I learned a lot about her in those two hours at Stratosphere. Her parents lived on the east coast, and she had a younger sister who was a doctor that lived in Oregon. She revealed this without much prompting, and thankfully, without expecting too much in return from me. I felt small compared to her, incomplete and uninteresting. She was definitely out of my league. I had graduated college, but I hadn’t fully graduated into adulthood. My biggest moments of late involved finishing a newly-released Xbox game on the weekend after it’s release. On the other hand, Julie had spent a week in Vienna a few months ago and had attended an opera there. I could barely say opera without laughing.

The time flew by too fast. I wanted to learn more about her, but after we waved off the prospect of dessert, the waiter dropped the check onto the table in a little leather portfolio. I reached for it.

“I got this,” Julie said. She reached for the check and her hand glanced mine. “I invited you here.”

“I can get it.”

“I know you can, but let this be my treat.” I acquiesced, and honestly, I felt relieved because I could imagine that the bill was pretty big.

“Thank you.”

“Thank you.

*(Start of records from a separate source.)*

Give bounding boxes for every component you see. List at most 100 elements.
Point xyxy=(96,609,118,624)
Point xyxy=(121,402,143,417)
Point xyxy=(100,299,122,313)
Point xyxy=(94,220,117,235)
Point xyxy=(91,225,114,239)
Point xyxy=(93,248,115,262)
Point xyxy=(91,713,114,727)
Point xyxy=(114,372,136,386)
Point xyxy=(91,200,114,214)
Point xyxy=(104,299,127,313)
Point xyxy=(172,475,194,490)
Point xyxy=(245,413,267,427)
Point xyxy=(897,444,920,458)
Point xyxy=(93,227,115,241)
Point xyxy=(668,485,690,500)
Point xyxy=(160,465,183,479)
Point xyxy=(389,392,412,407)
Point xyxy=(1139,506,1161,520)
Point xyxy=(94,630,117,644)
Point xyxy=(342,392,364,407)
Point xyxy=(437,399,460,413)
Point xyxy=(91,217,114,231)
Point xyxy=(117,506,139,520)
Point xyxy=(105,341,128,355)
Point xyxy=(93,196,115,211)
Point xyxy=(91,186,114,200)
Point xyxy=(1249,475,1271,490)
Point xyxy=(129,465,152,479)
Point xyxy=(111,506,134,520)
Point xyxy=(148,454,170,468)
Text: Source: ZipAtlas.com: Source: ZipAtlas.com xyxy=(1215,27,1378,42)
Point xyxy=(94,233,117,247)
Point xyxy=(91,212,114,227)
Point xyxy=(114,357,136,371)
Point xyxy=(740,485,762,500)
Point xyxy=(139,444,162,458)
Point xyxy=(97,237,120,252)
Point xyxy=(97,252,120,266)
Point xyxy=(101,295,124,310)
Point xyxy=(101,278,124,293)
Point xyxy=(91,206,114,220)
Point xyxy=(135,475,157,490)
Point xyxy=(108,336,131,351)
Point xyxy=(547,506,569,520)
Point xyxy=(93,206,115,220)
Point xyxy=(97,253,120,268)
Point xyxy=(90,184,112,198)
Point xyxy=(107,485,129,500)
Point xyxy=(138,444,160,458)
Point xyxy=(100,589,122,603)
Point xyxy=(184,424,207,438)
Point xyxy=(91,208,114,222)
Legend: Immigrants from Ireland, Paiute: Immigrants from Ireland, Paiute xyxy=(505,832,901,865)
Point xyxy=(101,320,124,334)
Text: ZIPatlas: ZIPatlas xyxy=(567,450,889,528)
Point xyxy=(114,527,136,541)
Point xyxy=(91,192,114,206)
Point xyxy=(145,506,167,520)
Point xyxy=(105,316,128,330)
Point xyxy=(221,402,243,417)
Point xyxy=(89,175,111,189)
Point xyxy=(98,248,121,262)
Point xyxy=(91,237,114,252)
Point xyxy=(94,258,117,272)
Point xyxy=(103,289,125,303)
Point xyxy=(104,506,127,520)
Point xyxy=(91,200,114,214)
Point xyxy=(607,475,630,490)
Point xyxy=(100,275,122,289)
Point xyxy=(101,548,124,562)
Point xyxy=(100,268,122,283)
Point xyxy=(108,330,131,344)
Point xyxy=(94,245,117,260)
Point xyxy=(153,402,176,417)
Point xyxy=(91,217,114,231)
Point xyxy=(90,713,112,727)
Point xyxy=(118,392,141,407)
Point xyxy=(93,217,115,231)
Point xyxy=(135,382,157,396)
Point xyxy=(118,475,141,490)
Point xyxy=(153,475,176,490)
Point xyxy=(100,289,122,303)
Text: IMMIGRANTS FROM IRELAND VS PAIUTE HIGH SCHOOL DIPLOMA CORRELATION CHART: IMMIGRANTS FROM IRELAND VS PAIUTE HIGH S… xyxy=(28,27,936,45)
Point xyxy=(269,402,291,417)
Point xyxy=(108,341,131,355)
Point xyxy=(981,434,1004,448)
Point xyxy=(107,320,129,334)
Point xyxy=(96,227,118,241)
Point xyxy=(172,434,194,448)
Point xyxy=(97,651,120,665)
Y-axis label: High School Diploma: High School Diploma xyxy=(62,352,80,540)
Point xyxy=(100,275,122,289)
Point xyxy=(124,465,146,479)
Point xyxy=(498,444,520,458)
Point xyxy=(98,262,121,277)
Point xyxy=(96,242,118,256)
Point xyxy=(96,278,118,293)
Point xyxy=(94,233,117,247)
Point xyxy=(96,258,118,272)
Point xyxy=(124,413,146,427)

I’ve really enjoyed your company.”

“I’ve enjoyed yours as well.”

She put her credit card into the portfolio and held it up for the waiter who swooped by to retrieve it.

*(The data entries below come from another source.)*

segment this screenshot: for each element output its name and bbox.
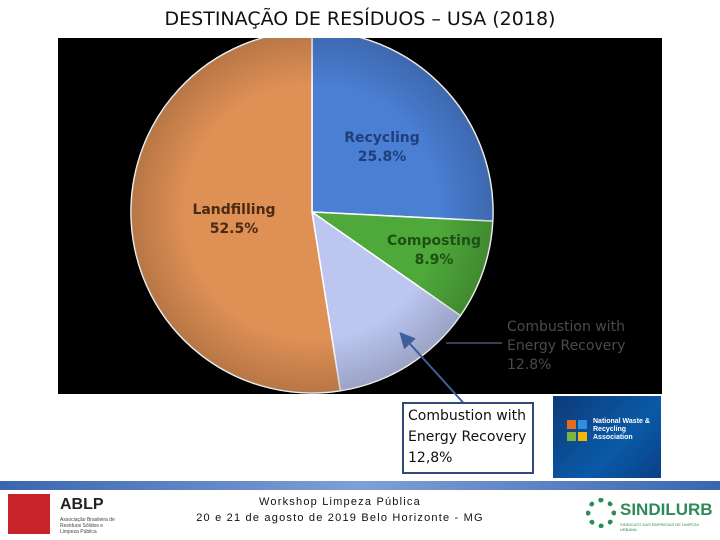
callout-line-3: 12,8%	[408, 450, 453, 466]
footer-bar	[0, 481, 720, 490]
pie-label-recycling: Recycling 25.8%	[344, 130, 420, 165]
sindilurb-ring-icon	[586, 498, 616, 528]
sindilurb-logo: SINDILURB SINDICATO DAS EMPRESAS DE LIMP…	[586, 496, 716, 536]
footer-line-1: Workshop Limpeza Pública	[259, 496, 421, 508]
pie-chart-panel: Recycling 25.8% Composting 8.9% Combustion w…	[58, 38, 662, 394]
footer-line-2: 20 e 21 de agosto de 2019 Belo Horizonte…	[196, 512, 484, 524]
pie-label-combustion: Combustion with Energy Recovery 12.8%	[507, 319, 625, 373]
nwra-square-icon	[578, 420, 587, 429]
slide-title: DESTINAÇÃO DE RESÍDUOS – USA (2018)	[164, 8, 556, 30]
ablp-subtitle: Associação Brasileira de Resíduos Sólido…	[60, 517, 115, 535]
callout-box: Combustion with Energy Recovery 12,8%	[402, 402, 534, 474]
pie-label-composting: Composting 8.9%	[387, 233, 481, 268]
nwra-logo: National Waste & Recycling Association	[553, 396, 661, 478]
callout-line-1: Combustion with	[408, 408, 527, 424]
nwra-square-icon	[567, 432, 576, 441]
nwra-square-icon	[567, 420, 576, 429]
ablp-logo: ABLP Associação Brasileira de Resíduos S…	[8, 492, 128, 536]
nwra-logo-text: National Waste & Recycling Association	[593, 418, 650, 441]
footer-text: Workshop Limpeza Pública 20 e 21 de agos…	[190, 494, 490, 526]
pie-chart: Recycling 25.8% Composting 8.9% Combustion w…	[130, 38, 625, 394]
nwra-square-icon	[578, 432, 587, 441]
pie-label-landfilling: Landfilling 52.5%	[192, 202, 275, 237]
callout-line-2: Energy Recovery	[408, 429, 527, 445]
sindilurb-name: SINDILURB	[620, 500, 713, 519]
sindilurb-subtitle: SINDICATO DAS EMPRESAS DE LIMPEZA URBANA	[620, 522, 699, 532]
ablp-name: ABLP	[60, 496, 104, 513]
ablp-mark-icon	[8, 494, 50, 534]
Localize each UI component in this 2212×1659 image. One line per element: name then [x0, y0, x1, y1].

After she paid, we stood up, almost in unison and made our way to the exit. We waited for the elevator quietly and remained quiet for the ride down to the lobby. We stepped out onto the marble floor in the lobby. Her heels clicked and echoed in the vast atrium as we walked toward the exit and stopped just outside the rotating doors.

“I’m parked in the deck,” she said nodding behind her.

“Oh, okay. I’m taking a Uber.”

“I’ve had a great time.”

“Me too. Thank you again for dinner.”

“You’re very welcome.”

We stood there staring at each other for a moment. I felt awkward and unsure of what to do. I didn’t know if this was a business dinner or a date. I didn’t know if I should shake her hand or simply wave goodbye to her.

She leaned in and I froze as she kissed me on the cheek. “Have a good weekend, Travis. I’ll see you Monday morning.” She smiled and lingered for just a few seconds before she turned and walked toward the parking deck.

“Have a good weekend,” I said to her back as she walked away. I watched her confidently stride to the parking deck as if she knew I was watching her. My heart pounded in my chest, and my knees felt weak. I could still smell her perfume in her wake. I had wanted to spend my Friday night playing a new Xbox game, but now, I didn’t care about that game. I watched her disappear into the elevator to the parking deck. I wanted to yell out for her to wait before the doors closed, but I just stood there staring at the space she had occupied in front of me until it became too awkward and I had no choice but to call an Uber and go home.